If the project involves collaboration, ask how data will be shared within the project. Will the data be stored in multiple locations, or will partners have remote access? Make sure the research group has a plan for how to manage shared work files, and by whom. Encourage them to consult the university’s legal office to draw up a research agreement.

Legal and ethical aspects

If the research involves collecting personal data, several legal and ethical obligations apply. Ensure the researcher is aware of the General Data Protection Regulation (GDPR), good research practice, and institutional policies on processing personal data. You may wish to refer them to SND’s handbook for data containing personal information.

If the research is subject to ethical review, this must be stated in the data management plan, along with information on who is responsible for submitting the ethics application. 

Remind the researcher that, where possible, data analysis should be carried out using pseudonymized data – but that pseudonymized data are not the same as anonymized data. Ask how any code key will be managed. Also be aware of indirect identifiers in research data and the risk of re-identification.
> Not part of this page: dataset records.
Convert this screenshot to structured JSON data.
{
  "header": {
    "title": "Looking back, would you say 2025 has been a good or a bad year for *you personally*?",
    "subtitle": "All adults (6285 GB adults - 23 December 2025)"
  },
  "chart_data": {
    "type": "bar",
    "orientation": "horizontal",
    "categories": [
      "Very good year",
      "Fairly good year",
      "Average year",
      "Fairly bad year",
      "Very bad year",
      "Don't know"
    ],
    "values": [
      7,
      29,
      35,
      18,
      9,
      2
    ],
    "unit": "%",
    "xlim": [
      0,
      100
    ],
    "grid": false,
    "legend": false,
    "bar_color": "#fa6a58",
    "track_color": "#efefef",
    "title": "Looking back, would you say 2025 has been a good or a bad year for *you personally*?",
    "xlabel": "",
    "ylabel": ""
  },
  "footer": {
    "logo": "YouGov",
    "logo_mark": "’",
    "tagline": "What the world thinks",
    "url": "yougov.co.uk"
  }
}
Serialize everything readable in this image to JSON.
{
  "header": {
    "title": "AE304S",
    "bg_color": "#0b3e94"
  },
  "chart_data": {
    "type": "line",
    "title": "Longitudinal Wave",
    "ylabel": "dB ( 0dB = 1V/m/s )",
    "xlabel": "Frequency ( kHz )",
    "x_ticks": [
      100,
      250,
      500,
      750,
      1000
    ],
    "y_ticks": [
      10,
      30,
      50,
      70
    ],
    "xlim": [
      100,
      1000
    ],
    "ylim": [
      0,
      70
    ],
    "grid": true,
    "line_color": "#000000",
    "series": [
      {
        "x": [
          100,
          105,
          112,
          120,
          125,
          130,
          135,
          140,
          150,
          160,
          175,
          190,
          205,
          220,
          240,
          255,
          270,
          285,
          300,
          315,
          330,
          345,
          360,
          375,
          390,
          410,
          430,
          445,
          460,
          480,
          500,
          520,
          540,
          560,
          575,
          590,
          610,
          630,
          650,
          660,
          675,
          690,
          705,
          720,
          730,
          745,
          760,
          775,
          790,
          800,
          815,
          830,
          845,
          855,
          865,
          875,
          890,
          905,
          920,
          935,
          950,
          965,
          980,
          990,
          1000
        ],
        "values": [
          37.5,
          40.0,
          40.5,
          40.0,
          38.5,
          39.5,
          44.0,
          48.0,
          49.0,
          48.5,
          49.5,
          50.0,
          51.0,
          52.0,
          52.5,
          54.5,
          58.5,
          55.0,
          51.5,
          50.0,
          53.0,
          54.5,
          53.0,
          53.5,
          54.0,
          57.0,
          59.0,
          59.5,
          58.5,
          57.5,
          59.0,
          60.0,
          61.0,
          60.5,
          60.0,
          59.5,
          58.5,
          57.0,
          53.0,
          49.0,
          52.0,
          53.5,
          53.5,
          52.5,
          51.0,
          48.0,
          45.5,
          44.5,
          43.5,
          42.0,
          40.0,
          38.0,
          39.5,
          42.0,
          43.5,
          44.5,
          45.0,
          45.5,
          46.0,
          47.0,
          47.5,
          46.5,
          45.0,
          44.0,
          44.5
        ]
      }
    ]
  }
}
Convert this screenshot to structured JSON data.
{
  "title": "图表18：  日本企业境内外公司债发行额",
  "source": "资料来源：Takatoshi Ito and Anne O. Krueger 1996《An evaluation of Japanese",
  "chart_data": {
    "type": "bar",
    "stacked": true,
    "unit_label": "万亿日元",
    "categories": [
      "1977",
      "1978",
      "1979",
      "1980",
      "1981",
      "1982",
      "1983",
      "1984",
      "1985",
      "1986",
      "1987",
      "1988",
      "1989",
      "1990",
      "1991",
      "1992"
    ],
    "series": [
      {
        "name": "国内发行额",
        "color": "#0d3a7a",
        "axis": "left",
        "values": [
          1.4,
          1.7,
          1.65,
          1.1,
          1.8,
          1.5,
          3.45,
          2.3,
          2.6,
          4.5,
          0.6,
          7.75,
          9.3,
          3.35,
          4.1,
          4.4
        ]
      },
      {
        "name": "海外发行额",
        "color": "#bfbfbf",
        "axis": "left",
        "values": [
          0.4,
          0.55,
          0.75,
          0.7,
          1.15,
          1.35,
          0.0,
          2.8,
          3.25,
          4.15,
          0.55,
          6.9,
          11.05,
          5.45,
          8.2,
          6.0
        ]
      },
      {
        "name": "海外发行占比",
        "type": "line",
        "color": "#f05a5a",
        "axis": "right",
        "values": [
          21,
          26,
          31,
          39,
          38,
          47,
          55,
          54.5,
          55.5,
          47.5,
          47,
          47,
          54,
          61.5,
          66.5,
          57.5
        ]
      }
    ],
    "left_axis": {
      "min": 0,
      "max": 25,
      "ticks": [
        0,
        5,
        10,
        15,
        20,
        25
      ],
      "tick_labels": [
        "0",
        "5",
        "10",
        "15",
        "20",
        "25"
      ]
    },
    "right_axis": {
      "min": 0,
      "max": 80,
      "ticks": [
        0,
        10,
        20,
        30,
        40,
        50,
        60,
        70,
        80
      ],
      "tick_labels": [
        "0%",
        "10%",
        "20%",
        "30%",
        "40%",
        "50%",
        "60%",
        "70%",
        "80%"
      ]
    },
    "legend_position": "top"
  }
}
Collecting or producing research data

It is usually not difficult for researchers to describe how data will be collected – if anything, they may provide more detail about the collection method than necessary. Make sure the information actually answers the question: How will the data be created or collected? It is sufficient to state whether the data will be collected via interviews, surveys, healthcare records, register data, experiments, and so on. 
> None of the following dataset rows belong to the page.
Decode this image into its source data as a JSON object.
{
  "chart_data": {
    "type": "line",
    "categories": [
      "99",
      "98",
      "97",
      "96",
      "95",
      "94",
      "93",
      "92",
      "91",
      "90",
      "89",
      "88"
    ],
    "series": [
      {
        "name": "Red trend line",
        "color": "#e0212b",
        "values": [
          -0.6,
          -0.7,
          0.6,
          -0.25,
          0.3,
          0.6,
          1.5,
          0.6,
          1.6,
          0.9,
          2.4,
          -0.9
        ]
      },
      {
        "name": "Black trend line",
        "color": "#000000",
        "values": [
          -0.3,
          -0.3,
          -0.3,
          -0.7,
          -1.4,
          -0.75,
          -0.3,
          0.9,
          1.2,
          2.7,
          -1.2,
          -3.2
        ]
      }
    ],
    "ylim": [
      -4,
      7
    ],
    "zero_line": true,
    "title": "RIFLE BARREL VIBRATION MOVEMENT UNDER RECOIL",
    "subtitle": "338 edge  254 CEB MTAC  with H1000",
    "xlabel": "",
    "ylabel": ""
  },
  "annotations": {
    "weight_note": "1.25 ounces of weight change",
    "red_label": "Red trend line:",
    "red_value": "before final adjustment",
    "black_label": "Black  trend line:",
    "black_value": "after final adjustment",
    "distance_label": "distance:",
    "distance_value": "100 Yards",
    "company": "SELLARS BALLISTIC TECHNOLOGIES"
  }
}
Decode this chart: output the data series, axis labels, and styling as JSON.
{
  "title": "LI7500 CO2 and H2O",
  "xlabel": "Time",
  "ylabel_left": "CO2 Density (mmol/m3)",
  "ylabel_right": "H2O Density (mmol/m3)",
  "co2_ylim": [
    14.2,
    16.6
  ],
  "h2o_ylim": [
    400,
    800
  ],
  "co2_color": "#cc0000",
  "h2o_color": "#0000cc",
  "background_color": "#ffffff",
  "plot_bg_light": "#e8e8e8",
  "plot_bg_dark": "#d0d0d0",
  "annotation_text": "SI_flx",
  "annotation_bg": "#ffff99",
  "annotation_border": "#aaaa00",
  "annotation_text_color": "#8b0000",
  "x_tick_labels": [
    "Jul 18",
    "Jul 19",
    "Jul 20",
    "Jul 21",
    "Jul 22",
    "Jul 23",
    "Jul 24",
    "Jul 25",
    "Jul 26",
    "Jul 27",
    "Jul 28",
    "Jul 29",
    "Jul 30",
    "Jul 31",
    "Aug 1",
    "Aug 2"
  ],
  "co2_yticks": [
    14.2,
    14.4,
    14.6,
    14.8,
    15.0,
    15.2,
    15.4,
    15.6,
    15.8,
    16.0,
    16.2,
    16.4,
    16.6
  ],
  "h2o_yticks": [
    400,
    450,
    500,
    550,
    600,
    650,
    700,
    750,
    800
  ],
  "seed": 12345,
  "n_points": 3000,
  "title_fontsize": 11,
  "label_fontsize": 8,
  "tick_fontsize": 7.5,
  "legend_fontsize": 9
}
Documenting and organizing research data

Data must be documented and described with metadata. Researchers are often unfamiliar with the term metadata in this context. Provide examples of the types of metadata required for a dataset under the FAIR principles. One tip is to search for similar datasets on Researchdata.se and examine which fields are used in their descriptions.

Some data management plans may ask about metadata standards, which can cause confusion. In such cases, the term controlled vocabularies may be more familiar and easier to apply.

Data types and file formats

If you are familiar with the file formats typically used in a particular research field, you are likely to have a sense of whether the chosen format is appropriate for the types of data to be collected. If unsure, ask the researcher why they or their research team chose a particular format. 

Remember that open file formats are best suited for sharing and long-term preservation. If the project uses other formats, ask whether the researcher or research group has considered the implications for later stages, when the data will be prepared for sharing.  

Structured data management

Check that there is a plan for version control during the project. Will there be a designated master file? How will files be organized – into folders, and if so, how? 

Accessibility and long-term preservation

Is there a plan for making the data accessible? Let the researcher know that sharing data in line with the FAIR principles is most easily done through a repository, where both datasets and documentation can be published. If necessary, data can be shared with restricted access, but open access is preferable whenever possible.  

Inform the researcher that repositories automatically assign persistent identifiers (PIDs) to datasets. If the data are shared via SND’s documentation system DORIS, the dataset will receive a persistent identifier in the form of a DOI. 

Ensure that there is a plan for long-term storage of the data. Remind the researcher that sharing data in a repository does not in itself fulfil legal archiving requirements under the Swedish Archives Act; the research principal must also ensure that the full dataset is stored within their own organization.